A new use of chemotherapy followed by autologous haematopoietic stem cell transplantation (aHSCT) has fully halted clinical relapses and development of new brain lesions in 23 of 24 patients with multiple sclerosis (MS) for a prolonged period without the need for ongoing medication, according to a new phase 2 clinical trial, published in The Lancet. Eight of the 23 patients had a sustained improvement in their disability 7.5 years after treatment. This is the first treatment to produce this level of disease control or neurological recovery from MS, but treatment related risks limit its widespread use.
MS is among the most common chronic inflammatory diseases of the central nervous system, with around 2 million people affected worldwide. It is caused when the immune system attacks the body, known as autoimmunity. Some specialist centres offer aHSCT for MS, which involves harvesting bone marrow stem cells from the patient, using chemotherapy to suppress the patient’s immune system, and reintroducing the stem cells into the blood stream to “reset” the immune system to stop it attacking the body. However, many patients relapse after these treatments, so more reliable and effective methods are needed.
Dr Harold L Atkins and Dr Mark S Freedman from The Ottawa Hospital and the University of Ottawa, Ottawa, Canada, and colleagues tested whether complete destruction, rather than suppression, of the immune system during aHSCT would reduce the relapse rate in patients and increase long-term disease remission. They enrolled 24 patients aged 18-50 from three Canadian hospitals who had all previously undergone standard immunosuppressive therapy which did not control the MS. All patients had poor prognosis and their disability ranged from moderate to requiring a walking aid to walk 100m, according to their Expanded Disability Status Scale (EDSS) scores.
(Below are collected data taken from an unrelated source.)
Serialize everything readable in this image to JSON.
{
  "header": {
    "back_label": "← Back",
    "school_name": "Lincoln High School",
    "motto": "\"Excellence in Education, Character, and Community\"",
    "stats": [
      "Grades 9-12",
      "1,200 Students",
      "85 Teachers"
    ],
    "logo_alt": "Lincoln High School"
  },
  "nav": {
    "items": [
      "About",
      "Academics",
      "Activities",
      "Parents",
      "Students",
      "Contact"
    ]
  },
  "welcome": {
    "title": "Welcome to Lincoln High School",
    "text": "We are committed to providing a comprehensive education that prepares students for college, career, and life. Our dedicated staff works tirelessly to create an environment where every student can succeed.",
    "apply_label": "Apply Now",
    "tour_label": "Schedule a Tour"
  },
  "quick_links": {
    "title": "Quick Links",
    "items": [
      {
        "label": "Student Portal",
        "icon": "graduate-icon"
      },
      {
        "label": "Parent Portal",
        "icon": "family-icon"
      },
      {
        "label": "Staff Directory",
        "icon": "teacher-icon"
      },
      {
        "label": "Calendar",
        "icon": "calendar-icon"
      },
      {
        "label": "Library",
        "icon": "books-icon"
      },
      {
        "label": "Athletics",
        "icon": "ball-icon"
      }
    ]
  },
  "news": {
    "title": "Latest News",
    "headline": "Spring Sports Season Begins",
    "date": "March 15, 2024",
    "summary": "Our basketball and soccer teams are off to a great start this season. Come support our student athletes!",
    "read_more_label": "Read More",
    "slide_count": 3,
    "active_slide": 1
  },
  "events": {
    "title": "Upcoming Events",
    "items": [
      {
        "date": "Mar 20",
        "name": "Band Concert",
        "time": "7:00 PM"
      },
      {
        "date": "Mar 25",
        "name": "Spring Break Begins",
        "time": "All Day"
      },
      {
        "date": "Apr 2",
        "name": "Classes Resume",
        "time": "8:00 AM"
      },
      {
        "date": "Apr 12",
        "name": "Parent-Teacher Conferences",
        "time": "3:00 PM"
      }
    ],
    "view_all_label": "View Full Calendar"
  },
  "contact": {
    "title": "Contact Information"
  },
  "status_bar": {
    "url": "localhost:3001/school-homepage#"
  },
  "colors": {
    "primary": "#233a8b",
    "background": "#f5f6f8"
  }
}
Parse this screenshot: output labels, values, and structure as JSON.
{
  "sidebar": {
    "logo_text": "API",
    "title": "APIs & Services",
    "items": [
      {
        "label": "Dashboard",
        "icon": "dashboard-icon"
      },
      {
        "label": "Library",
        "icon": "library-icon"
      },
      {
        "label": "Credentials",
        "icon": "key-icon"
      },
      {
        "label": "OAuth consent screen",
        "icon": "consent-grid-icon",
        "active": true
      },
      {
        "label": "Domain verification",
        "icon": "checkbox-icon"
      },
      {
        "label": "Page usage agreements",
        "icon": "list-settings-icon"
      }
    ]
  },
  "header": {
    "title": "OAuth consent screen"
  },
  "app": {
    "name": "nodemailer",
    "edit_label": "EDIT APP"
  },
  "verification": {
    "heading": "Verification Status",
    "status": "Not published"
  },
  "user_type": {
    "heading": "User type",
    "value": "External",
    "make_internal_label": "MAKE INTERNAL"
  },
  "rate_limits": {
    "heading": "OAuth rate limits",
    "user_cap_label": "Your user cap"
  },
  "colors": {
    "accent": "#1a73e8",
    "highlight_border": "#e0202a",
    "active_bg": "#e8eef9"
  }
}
The researchers used a similar method of aHSCT as is currently used, but instead of only suppressing the immune system before transplantation, they destroyed it completely using a chemotherapy regimen of busulfan, cyclophosphamide and rabbit anti-thymocyte globulin. Dr Atkins explains that this treatment is:
similar to that used in other trials, except our protocol uses stronger chemotherapy and removes immune cells from the stem cell graft product. The chemotherapy we use is very effective at crossing the blood-brain barrier and this could help eliminate the damaging immune cells from the central nervous system.
The primary outcome of the study was multiple sclerosis activity-free survival at 3 years (as measured by relapses of MS symptoms, new brain lesions, and sustained progression of EDSS scores) which occurred in 69.6% of patients after transplantation.
Out of the 24 patients, one (4%) died from hepatic necrosis and sepsis caused by the chemotherapy. Prior to the treatment, patients experienced 1.2 relapses per year on average. After treatment, no relapses occurred during the follow up period (between 4 and 13 years) in the surviving 23 patients (figure 2). These clinical outcomes were mirrored by freedom from detectable new disease activity on MRI images taken after the treatment. The initial 24 MRI scans revealed 93 brain lesions, and after the treatment only one of the 327 scans showed a new lesion (figure 2).
Furthermore, progressive brain deterioration typical of MS slowed to a rate associated with normal aging in 9 patients with the longest follow-up, and 8 (35%) of 23 patients had a sustained improvement in their EDSS score at 7.5 years after treatment. At 3 years, 6 patients (37%) were able to reduce or stop receiving disability insurance and return to work or school. Eight (33%) of the 24 patients had a moderate toxic effect and 14 (58%) patients had only a mild toxic effect related to transplantation.
Dr Freedman highlights the need to interpret the results with caution:
The sample size of 24 patients is very small, and no control group was used for comparison with the treatment group. Larger clinical trials will be important to confirm these results. Since this is an aggressive treatment, the potential benefits should be weighed against the risks of serious complications associated with aHSCT, and this treatment should only be offered in specialist centres experienced both in multiple sclerosis treatment and stem cell therapy, or as part of a clinical trial. Future research will be directed at reducing the risks of this treatment as well as understanding which patients would best benefit from the treatment.
Writing in a linked Comment, Dr Jan Dörr, from the NeuroCure Clinical Research Center, Charité-Universitätsmedizin, Berlin, Germany, says:
These results are impressive and seem to outbalance any other available treatment for multiple sclerosis. This trial is the first to show complete suppression of any inflammatory disease activity in every patient for a long period…However, aHSCT has a poor safety profile, especially with regards to treatment-related mortality.
So, will this study change our approach to treatment of multiple sclerosis? Probably not in the short term, mainly because the mortality rate will still be considered unacceptably high. Over the longer term (and) in view of the increasing popularity of using early aggressive treatment, there may be support for considering aHSCT less as a rescue therapy and more as a general treatment option, provided the different protocols are harmonised and optimised, the tolerability and safety profile can be further improved, and prognostic markers become available to identify patients at risk of poor prognosis in whom a potentially more hazardous treatment might be justified.